Reel's main aims while in office included creating a uniform curriculum and promoting a law to make school compulsory for American Indian children. She published a uniform curriculum for Indian schools in 1901. She is also credited with creating the Department of Indian Education under the National Education Association.

== Life after public service ==
Reel resigned from office in 1910 to marry Cort F. Meyer, a Toppenish, Washington rancher and farmer.

== Legacy and criticism ==
Reel's legacy as a suffragist and politician is not well known despite being one of the first woman elected to statewide office in the United States, and the "highest-ranking woman of her day to serve in the federal government." She is primarily criticized for her assimilation-focused and child removal policies as the national Superintendent of Indian Schools, and her personal connections to transfers of allotted Indian lands into the hands of non-Indians.

=== American Indian curriculum ===
Reel is critiqued as being responsible for the decline of American Indian schools during her tenure. Her office's maternalist policies were based on racist ideologies viewing Indians as inferior to whites and created curriculum to assimilate American Indian children into white society and culture. In 1901 she authored a textbook "Course of study for the Indian schools of the United States : industrial and literary" containing instruction to transform traditional Indian family life through domestic and vocational assimilation.
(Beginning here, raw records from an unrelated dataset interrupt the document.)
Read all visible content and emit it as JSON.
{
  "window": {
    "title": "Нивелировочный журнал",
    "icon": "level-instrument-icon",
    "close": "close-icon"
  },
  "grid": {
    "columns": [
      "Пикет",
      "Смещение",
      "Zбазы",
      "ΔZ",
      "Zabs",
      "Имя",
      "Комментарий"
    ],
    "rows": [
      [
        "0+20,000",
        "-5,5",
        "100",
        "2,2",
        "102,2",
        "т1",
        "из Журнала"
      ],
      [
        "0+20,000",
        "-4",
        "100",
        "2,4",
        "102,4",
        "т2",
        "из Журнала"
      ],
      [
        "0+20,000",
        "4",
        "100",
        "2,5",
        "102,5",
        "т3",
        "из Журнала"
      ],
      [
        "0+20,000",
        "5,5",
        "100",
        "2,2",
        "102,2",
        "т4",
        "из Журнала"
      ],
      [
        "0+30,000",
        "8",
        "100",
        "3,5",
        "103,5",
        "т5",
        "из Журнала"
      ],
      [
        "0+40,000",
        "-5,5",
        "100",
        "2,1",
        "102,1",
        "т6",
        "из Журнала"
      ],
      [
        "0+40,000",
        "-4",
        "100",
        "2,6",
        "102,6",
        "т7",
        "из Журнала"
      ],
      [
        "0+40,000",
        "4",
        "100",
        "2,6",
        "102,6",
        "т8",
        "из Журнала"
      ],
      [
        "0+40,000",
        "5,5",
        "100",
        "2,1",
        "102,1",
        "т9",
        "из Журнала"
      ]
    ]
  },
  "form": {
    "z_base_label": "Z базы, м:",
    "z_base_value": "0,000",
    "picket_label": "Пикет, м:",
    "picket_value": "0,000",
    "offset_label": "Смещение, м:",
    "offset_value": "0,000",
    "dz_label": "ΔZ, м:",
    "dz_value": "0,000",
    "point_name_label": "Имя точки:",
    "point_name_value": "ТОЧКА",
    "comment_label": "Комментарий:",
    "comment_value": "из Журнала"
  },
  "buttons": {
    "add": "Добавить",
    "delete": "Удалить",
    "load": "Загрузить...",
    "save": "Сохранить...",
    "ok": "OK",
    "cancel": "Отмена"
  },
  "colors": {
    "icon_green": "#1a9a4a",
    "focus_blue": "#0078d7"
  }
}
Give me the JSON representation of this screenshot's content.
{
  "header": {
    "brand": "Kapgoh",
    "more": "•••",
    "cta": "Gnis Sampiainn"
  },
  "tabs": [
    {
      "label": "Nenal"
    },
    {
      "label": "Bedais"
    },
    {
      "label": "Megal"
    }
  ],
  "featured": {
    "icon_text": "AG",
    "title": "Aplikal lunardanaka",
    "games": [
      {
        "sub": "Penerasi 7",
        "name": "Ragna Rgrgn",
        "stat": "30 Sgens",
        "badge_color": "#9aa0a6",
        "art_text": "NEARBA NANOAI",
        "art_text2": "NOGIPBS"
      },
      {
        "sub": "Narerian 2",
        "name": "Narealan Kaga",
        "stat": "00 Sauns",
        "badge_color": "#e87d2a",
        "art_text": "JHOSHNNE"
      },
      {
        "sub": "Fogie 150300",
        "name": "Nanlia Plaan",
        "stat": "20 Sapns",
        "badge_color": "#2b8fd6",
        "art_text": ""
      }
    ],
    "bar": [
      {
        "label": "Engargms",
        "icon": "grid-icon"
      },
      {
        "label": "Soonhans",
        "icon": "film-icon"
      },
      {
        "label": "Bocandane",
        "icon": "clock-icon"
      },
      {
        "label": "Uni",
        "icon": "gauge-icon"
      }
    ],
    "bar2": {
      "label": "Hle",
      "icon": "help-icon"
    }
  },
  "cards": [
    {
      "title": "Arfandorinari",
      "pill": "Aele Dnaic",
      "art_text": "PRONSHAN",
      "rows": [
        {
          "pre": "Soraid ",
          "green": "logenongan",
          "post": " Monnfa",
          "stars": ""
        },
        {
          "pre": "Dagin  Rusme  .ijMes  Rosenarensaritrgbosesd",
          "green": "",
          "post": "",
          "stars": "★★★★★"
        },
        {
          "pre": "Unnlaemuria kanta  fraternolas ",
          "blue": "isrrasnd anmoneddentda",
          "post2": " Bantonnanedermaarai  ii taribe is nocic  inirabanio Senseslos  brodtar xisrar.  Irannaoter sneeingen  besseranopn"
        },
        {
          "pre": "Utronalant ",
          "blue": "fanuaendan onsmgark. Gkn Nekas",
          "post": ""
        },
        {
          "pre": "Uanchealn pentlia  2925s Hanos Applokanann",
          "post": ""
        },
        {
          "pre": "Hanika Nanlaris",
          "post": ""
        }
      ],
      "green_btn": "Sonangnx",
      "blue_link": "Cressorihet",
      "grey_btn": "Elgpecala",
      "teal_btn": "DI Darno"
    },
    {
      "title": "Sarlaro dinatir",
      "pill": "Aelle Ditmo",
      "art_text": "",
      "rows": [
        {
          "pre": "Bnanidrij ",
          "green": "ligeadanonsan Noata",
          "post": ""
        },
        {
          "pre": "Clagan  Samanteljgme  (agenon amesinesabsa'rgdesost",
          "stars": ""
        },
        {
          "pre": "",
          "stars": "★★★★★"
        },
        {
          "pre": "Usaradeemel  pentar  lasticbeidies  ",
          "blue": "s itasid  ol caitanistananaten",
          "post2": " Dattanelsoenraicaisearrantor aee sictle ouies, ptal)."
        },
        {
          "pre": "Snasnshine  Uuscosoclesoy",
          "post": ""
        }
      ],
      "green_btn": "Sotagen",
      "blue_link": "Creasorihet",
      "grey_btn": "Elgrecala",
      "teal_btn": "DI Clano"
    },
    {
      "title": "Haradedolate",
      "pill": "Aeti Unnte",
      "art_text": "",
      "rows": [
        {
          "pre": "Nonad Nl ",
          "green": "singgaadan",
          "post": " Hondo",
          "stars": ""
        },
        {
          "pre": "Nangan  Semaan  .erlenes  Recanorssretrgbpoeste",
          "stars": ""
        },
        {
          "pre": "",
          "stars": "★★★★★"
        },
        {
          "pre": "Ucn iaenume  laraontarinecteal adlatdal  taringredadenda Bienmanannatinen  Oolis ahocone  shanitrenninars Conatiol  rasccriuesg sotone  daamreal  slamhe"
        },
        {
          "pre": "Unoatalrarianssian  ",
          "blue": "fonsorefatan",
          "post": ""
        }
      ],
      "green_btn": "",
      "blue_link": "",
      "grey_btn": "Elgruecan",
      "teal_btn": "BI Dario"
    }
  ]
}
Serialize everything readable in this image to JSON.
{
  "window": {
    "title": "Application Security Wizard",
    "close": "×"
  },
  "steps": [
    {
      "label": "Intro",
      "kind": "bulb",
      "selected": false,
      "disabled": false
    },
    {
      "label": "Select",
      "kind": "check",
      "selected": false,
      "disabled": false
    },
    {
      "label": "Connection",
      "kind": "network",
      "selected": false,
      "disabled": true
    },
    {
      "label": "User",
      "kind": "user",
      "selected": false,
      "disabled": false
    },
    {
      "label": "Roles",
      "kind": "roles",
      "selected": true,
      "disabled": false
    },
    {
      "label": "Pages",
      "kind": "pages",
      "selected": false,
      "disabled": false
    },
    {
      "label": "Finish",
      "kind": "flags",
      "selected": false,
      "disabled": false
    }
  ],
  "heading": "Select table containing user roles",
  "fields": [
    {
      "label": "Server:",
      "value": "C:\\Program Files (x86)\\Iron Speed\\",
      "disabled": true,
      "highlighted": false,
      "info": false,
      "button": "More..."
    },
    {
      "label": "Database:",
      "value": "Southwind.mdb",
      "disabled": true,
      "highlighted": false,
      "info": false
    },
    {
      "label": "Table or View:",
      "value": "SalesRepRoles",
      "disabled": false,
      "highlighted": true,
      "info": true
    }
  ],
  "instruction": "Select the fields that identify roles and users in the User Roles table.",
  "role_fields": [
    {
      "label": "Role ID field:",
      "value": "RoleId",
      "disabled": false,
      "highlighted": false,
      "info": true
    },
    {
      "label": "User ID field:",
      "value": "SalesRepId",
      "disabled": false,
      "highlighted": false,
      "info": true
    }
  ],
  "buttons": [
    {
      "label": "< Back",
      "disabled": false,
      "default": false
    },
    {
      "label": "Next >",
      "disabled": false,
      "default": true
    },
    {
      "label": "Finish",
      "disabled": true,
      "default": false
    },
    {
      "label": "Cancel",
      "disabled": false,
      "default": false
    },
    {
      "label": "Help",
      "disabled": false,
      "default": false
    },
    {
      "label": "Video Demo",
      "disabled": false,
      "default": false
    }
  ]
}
Mainstream popularity of American Indian visual arts created a strong market for student produced traditional crafts. Reel saw traditional native crafts as culturally benign and supported their fostering and preservation, particularly those made by women, as a potential economic resource for Indian families and communities.

Reel played an active role removing American Indian children from their homes and placing them in boarding schools. As the national Superintendent for Indian Education she proposed a law to make school compulsory for Indian children, with or without the consent of their parents.